Search code examples
regexoracle-database

Extracting with regex two conditions of some text


My code doesn't work:

 regexp_substr('Lorem ipsum dolor sit amet. consectetur', '([^(.|()]+)|((.){0,9})')

The text should end with a dot, and if it does not have a dot, then it should have a maximum of 10 characters.

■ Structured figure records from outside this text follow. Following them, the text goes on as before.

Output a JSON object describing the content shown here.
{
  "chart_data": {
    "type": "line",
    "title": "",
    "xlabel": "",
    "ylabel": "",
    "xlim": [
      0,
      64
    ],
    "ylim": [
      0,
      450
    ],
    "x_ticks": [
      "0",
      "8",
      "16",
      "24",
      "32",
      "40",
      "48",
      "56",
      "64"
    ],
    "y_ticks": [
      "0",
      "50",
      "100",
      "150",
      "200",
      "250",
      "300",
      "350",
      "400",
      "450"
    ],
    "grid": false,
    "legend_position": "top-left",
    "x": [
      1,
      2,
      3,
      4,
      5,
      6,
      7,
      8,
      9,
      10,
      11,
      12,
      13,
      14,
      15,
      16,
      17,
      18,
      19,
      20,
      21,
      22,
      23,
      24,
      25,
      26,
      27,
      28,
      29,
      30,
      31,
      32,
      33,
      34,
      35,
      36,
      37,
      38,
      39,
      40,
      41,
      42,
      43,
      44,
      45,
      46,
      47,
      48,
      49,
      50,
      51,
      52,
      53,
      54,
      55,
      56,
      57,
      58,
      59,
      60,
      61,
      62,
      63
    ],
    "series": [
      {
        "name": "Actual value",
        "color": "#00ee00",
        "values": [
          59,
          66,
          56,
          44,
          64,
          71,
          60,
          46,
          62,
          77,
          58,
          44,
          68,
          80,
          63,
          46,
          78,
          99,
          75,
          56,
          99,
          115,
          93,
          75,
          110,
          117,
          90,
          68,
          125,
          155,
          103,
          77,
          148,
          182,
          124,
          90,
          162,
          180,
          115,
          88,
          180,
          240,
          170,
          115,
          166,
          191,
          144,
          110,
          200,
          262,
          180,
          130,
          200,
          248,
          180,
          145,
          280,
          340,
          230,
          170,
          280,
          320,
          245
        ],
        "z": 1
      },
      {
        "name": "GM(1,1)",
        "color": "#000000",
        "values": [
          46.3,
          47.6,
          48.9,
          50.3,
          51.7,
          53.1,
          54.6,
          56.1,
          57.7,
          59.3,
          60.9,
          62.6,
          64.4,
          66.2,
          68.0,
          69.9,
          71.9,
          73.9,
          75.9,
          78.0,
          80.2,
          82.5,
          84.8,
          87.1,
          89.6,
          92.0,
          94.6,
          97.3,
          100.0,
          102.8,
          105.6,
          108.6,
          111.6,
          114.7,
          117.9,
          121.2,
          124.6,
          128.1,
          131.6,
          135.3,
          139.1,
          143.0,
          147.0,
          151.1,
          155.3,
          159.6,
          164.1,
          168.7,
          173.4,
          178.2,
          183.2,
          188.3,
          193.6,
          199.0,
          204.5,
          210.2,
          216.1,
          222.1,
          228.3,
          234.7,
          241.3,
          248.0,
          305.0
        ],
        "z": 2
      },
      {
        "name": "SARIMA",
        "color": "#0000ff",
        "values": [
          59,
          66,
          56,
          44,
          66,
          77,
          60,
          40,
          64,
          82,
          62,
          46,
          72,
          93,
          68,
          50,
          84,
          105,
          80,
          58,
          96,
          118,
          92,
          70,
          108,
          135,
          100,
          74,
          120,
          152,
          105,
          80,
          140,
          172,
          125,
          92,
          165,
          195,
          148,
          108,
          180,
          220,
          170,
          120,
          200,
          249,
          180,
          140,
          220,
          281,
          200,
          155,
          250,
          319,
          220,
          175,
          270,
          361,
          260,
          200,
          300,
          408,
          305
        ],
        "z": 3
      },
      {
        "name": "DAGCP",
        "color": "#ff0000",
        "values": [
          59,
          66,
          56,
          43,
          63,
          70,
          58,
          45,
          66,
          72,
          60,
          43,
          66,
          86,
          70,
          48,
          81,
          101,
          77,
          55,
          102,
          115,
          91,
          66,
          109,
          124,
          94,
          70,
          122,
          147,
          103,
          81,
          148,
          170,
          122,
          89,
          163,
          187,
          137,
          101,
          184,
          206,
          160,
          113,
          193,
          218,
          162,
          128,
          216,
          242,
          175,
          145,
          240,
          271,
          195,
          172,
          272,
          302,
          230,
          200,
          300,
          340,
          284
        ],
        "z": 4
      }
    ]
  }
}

Is it even possible to do this?

Two examples text:

  1. Lorem ipsum dolor sit amet. consectetur
  2. Donec quis turpis sed sapien ullamcorper viverra sodales a est

This is what it should look like

  1. Lorem ipsum dolor sit amet
  2. Donec quis

Solution

  • You can use a replacing approach here:

    REGEXP_REPLACE('Lorem ipsum dolor sit amet. consectetur',
                          '^([^.]+)\..*|^(.{10}).*',
                          '\1\2') 
    

    See this regex demo.

    Details:

    • ^([^.]+)\..* - if a string has a dot, capture the text before it, and then match the dot with the rest of the string:
      • ^ - start of string
      • ([^.]+) - Group 1 (\1): any one or more chars other than .
      • \. - a dot
      • .* - any zero or more chars as many as possible
    • | - or
    • ^(.{10}).* - match and capture (into Group 2) the 10 chars ((.{10})) at the beginning of the string (^), then match the rest of the string.

    The replacement is two backreferences to the captured values.